The article introduces "Fertility" (average number of Tokens per word) and "consecutive word ratio" as evaluation metrics. By comparing Llama3, Gemma3, Qwen3, etc., SmolLM3 finally chooses the 128k vocabulary of Llama3 because it strikes the best balance between the target language and the model size.

Next, the article explores the core elements that determine the training process: optimizer, learning rate, and batch size. The article points out that directly borrowing the hyperparameters of other models is simple but may not be optimal because these values are optimized for specific architectures, data, and constraints.

Finally, it reviews the classic trade-off between model scale (number of parameters N) and data volume (number of Tokens D).

The Art of Data Management

This part details the "art of data curation", emphasizing that in LLM training, data is the key factor determining what the model "learns", and its importance even exceeds the model architecture.

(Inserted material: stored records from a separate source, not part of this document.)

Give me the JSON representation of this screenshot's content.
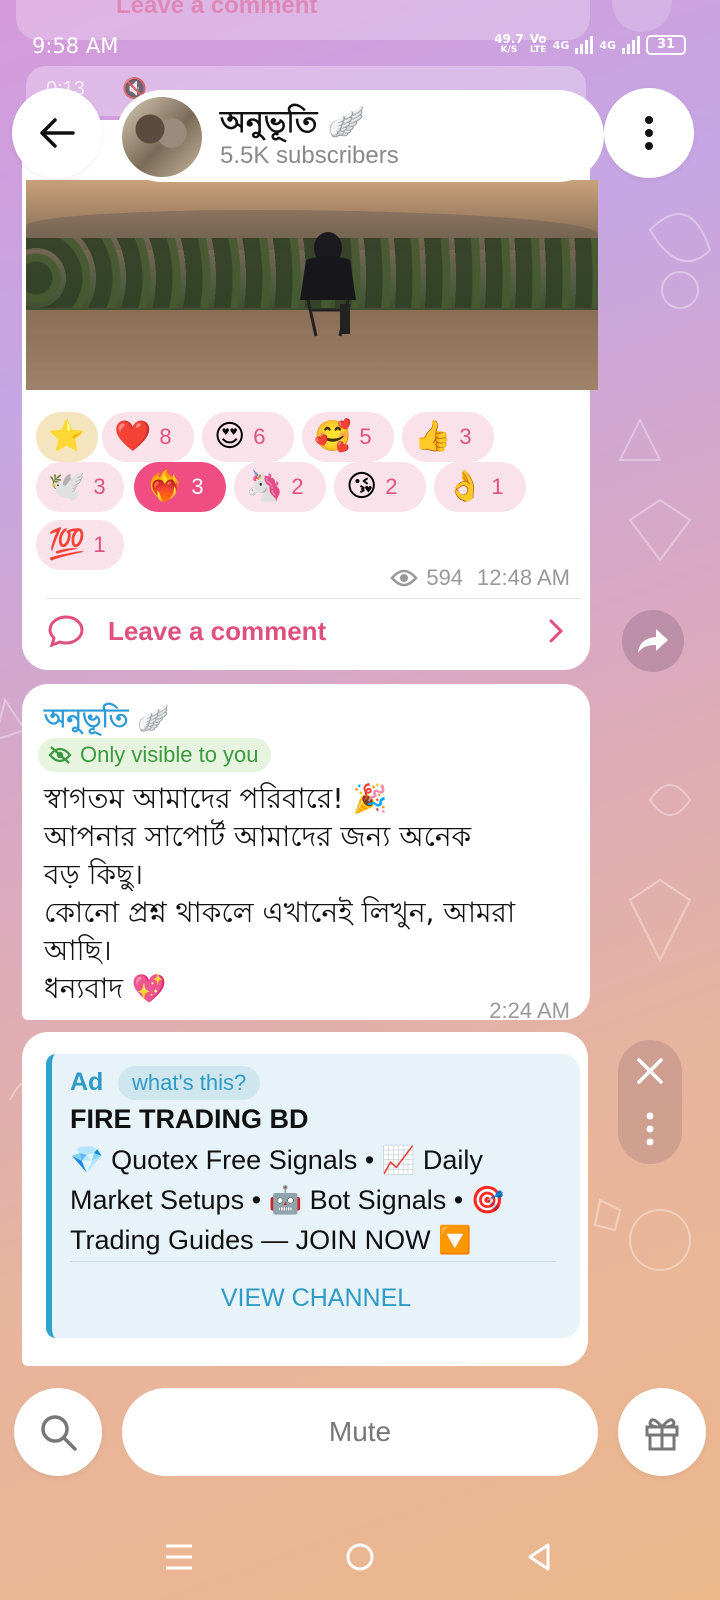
{
  "status_bar": {
    "time": "9:58 AM",
    "speed_value": "49.7",
    "speed_unit": "K/S",
    "volte_top": "Vo",
    "volte_bottom": "LTE",
    "net1": "4G",
    "net2": "4G",
    "battery": "31"
  },
  "header": {
    "channel_name": "অনুভূতি 🪽",
    "subscribers": "5.5K subscribers"
  },
  "top_peek": {
    "comment_label": "Leave a comment",
    "video_time": "0:13"
  },
  "post": {
    "reactions": [
      {
        "emoji": "⭐",
        "count": ""
      },
      {
        "emoji": "❤️",
        "count": "8"
      },
      {
        "emoji": "😍",
        "count": "6"
      },
      {
        "emoji": "🥰",
        "count": "5"
      },
      {
        "emoji": "👍",
        "count": "3"
      },
      {
        "emoji": "🕊️",
        "count": "3"
      },
      {
        "emoji": "❤️‍🔥",
        "count": "3"
      },
      {
        "emoji": "🦄",
        "count": "2"
      },
      {
        "emoji": "😘",
        "count": "2"
      },
      {
        "emoji": "👌",
        "count": "1"
      },
      {
        "emoji": "💯",
        "count": "1"
      }
    ],
    "views": "594",
    "time": "12:48 AM",
    "comment_label": "Leave a comment"
  },
  "message2": {
    "author": "অনুভূতি 🪽",
    "visibility": "Only visible to you",
    "lines": [
      "স্বাগতম আমাদের পরিবারে! 🎉",
      "আপনার সাপোর্ট আমাদের জন্য অনেক",
      "বড় কিছু।",
      "কোনো প্রশ্ন থাকলে এখানেই লিখুন, আমরা",
      "আছি।",
      "ধন্যবাদ 💖"
    ],
    "time": "2:24 AM"
  },
  "ad": {
    "tag": "Ad",
    "whats_this": "what's this?",
    "title": "FIRE TRADING BD",
    "lines": [
      "💎 Quotex Free Signals • 📈 Daily",
      "Market Setups • 🤖 Bot Signals • 🎯",
      "Trading Guides — JOIN NOW 🔽"
    ],
    "cta": "VIEW CHANNEL"
  },
  "bottom": {
    "mute_label": "Mute"
  },
  "colors": {
    "accent_pink": "#e0507e",
    "accent_blue": "#2e9bd6",
    "green": "#3c9a3f"
  }
}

The model architecture determines how the model learns, while the data determines what the model learns. If the data quality is poor or the "mixing ratio" is inappropriate, no good architecture or hyperparameters can save the situation.

The article points out that building an excellent dataset is not just about collecting good data but designing a training mix.

For example, excessively increasing the proportion of code data ("upsampling") will implicitly reduce the proportion of other data, which may damage the model's general ability.

In addition, for extremely long training like SmolLM3, which requires 11T Tokens, using only "the highest quality" data will lead to serious data duplication, which is harmful to model performance.

To solve these balance problems, modern LLM training has evolved from "static mixing" (such as GPT - 3) to multi-stage training (such as Llama3, SmolLM2). This method dynamically changes the data mixing ratio during the training process.

The core insight is that the final behavior of the model is deeply influenced by the data it sees at the end of training. Therefore, the strategy is:

• In the early stage of training, use rich, diverse but slightly lower-quality data (such as web text).
• At the end of training (especially in the "annealing stage" of learning rate decay), introduce scarce, high-quality data (such as professional mathematics and code datasets) to maximize its influence.